Soundwalk Collective with Patti Smith @ CCB (23.03.2024)
Por entre silêncios e sonoridades
Por entre o clamor e a calma
Enquadrado no âmbito da primeira edição do Festival Belém Soundcheck, Correspondences resulta de um trabalho continuado que tem vindo a ser firmado há mais de dez anos. Decorrente de uma pesquisa sagaz, este projecto colaborativo tem delineado um percurso sonoro bastante singular, pertinente e perdurável. Do laço quase umbilical que une os Soundwalk Collective à Patti Smith, surgiu um espectáculo que no passado sábado, dia 23 de Março, foi apresentado no grande auditório do Centro Cultural de Belém.
Os largos minutos que antecederam o espectáculo fizeram-se sentir ansiosos, num anoitecer que culminaria num findar de noite bastante cândido para quem ali se encontrava.
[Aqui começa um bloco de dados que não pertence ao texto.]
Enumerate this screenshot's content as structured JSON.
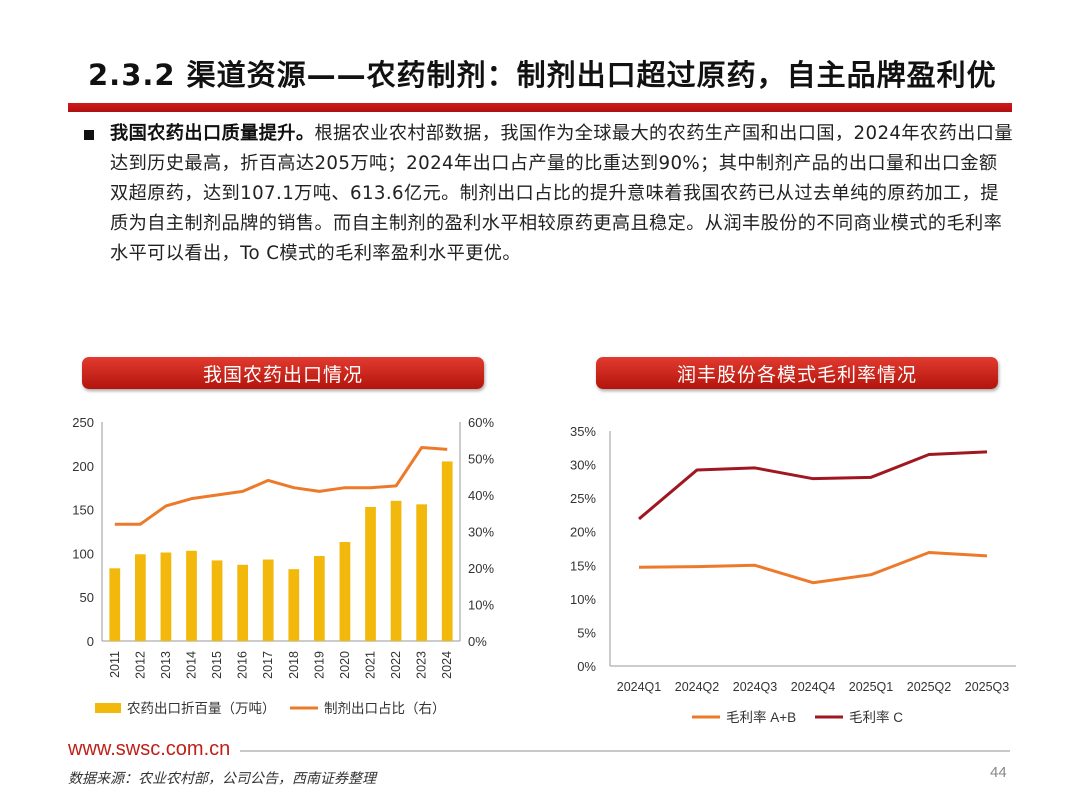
{
  "page_title": "2.3.2 渠道资源——农药制剂：制剂出口超过原药，自主品牌盈利优",
  "paragraph": {
    "lead": "我国农药出口质量提升。",
    "text": "根据农业农村部数据，我国作为全球最大的农药生产国和出口国，2024年农药出口量达到历史最高，折百高达205万吨；2024年出口占产量的比重达到90%；其中制剂产品的出口量和出口金额双超原药，达到107.1万吨、613.6亿元。制剂出口占比的提升意味着我国农药已从过去单纯的原药加工，提质为自主制剂品牌的销售。而自主制剂的盈利水平相较原药更高且稳定。从润丰股份的不同商业模式的毛利率水平可以看出，To C模式的毛利率盈利水平更优。"
  },
  "colors": {
    "accent_red": "#c0201a",
    "bar_yellow": "#f2b90c",
    "line_orange": "#ec7a2a",
    "line_darkred": "#a01722"
  },
  "chart_data": [
    {
      "type": "bar",
      "title": "我国农药出口情况",
      "categories": [
        "2011",
        "2012",
        "2013",
        "2014",
        "2015",
        "2016",
        "2017",
        "2018",
        "2019",
        "2020",
        "2021",
        "2022",
        "2023",
        "2024"
      ],
      "ylim": [
        0,
        250
      ],
      "yticks": [
        "0",
        "50",
        "100",
        "150",
        "200",
        "250"
      ],
      "y2lim": [
        0,
        60
      ],
      "y2ticks": [
        "0%",
        "10%",
        "20%",
        "30%",
        "40%",
        "50%",
        "60%"
      ],
      "series": [
        {
          "name": "农药出口折百量（万吨）",
          "type": "bar",
          "axis": "left",
          "values": [
            83,
            99,
            101,
            103,
            92,
            87,
            93,
            82,
            97,
            113,
            153,
            160,
            156,
            205
          ]
        },
        {
          "name": "制剂出口占比（右）",
          "type": "line",
          "axis": "right",
          "values": [
            32,
            32,
            37,
            39,
            40,
            41,
            44,
            42,
            41,
            42,
            42,
            42.5,
            53,
            52.5
          ]
        }
      ],
      "legend_position": "bottom"
    },
    {
      "type": "line",
      "title": "润丰股份各模式毛利率情况",
      "categories": [
        "2024Q1",
        "2024Q2",
        "2024Q3",
        "2024Q4",
        "2025Q1",
        "2025Q2",
        "2025Q3"
      ],
      "ylim": [
        0,
        35
      ],
      "yticks": [
        "0%",
        "5%",
        "10%",
        "15%",
        "20%",
        "25%",
        "30%",
        "35%"
      ],
      "series": [
        {
          "name": "毛利率 A+B",
          "values": [
            14.7,
            14.8,
            15.0,
            12.4,
            13.6,
            16.9,
            16.4
          ]
        },
        {
          "name": "毛利率 C",
          "values": [
            21.9,
            29.2,
            29.5,
            27.9,
            28.1,
            31.5,
            31.9
          ]
        }
      ],
      "legend_position": "bottom"
    }
  ],
  "footer": {
    "site": "www.swsc.com.cn",
    "source": "数据来源：农业农村部，公司公告，西南证券整理",
    "page": "44"
  }
}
O tempo de espera seria espaço de encontro e de desencontro, na certeza, porém, de que assim que entrássemos naquela sala, a experiência sonora seria o nosso abraço-casa.
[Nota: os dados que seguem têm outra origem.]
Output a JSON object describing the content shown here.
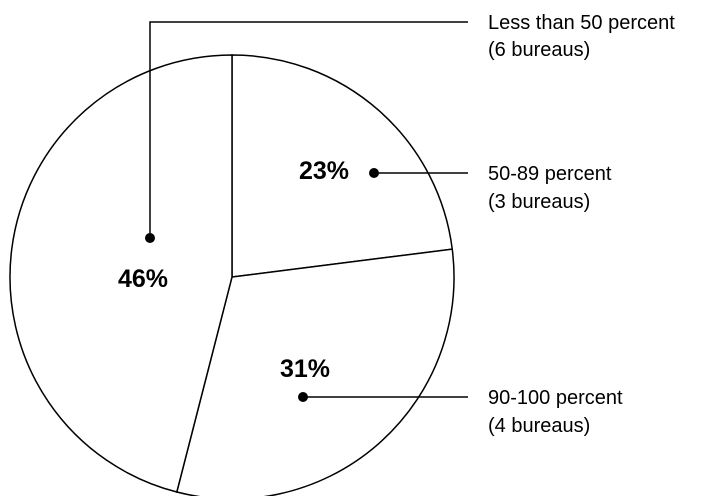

A vastidão do auditório ficou, desde logo, sedimentada pela absoluta colecção de seres humanos que ali se concentraram. Sala cheia, inteira, concreta. No palco, uma exposição de vários instrumentos, entre eles o violoncelo e as percussões, e um conjunto de objectos, nomeadamente aparelhos electrónicos. Ao centro, o microfone da Patti. As luzes baixam e o silêncio instala-se. Os cinco músicos entram, e as palmas tomam conta do público. Palmas sonantes, dissonantes, fortes e assertivas. Afinal, estávamos ali porque queríamos viver.
Por entre o silêncio e a sonoridade, por entre o clamor e a calma, o espectáculo foi acontecendo e ganhando espaço para ser mais e mais. Foi-se sucedendo quase numa só respiração, sem pausa(s) para palmas ou absorções vazias. Este espectáculo (quase) performance distinguiu-se, desde logo, por vários motivos. Se, por um lado, a sonoridade era de uma subtileza tamanha; por outro lado, os poemas eram lancinantes, traduzindo feridas comuns; para além disso, os visuais corresponderam a fluxos e mais fluxos de energia, cor e movimento, numa inconstância furiosa ao mesmo tempo reparadora e fragmentadora. Durante setenta e cinco minutos, deu-se um compromisso mútuo, numa total entrega do ser em comunhão com o outro.
Houve uma transversalidade de universos e temáticas entre cada música-poema, destacando-se os sons de animais e relativos à natureza, o som de sinos e de vidros, o sangue, as lágrimas, o luto, o nascimento, a carne humana, as crianças, o bem e o mal, Deus, o medo, a memória, a morte, o sentido de pertença, a protecção e a destruição do mundo em que vivemos, … “if my ONLY sickness was love”.
Viveram-se momentos de tensão e de catarse, em meios com sussurros, suspiros e repetições que foram enlaçando os vários poemas, as várias melodias e as várias imagens. Afinal, quem somos nós? Onde fica a nossa voz? Que lugar ocupamos no mundo em que vivemos? O poema final musicado resultou numa fusão total do supracitado, num crescendo tal que jamais será esquecido.
No final, uma plateia inteira de pé, para aplaudir este hiato que decorrera quase metafisicamente. Das palmas que não se queriam calar, Patti Smith regressa ao palco, desta vez com a filha Jesse Smith, para um encore arrepiante e bastante aconchegante. Cantou “Wing” e “People Have the Power” e fez soar da sua voz de veludo as mais ternurentas palavras de agradecimento. Afinal, a noite que agora caía tinha mesmo sido cândida. Obrigada, Soundwalk Collective. Obrigada, Patti.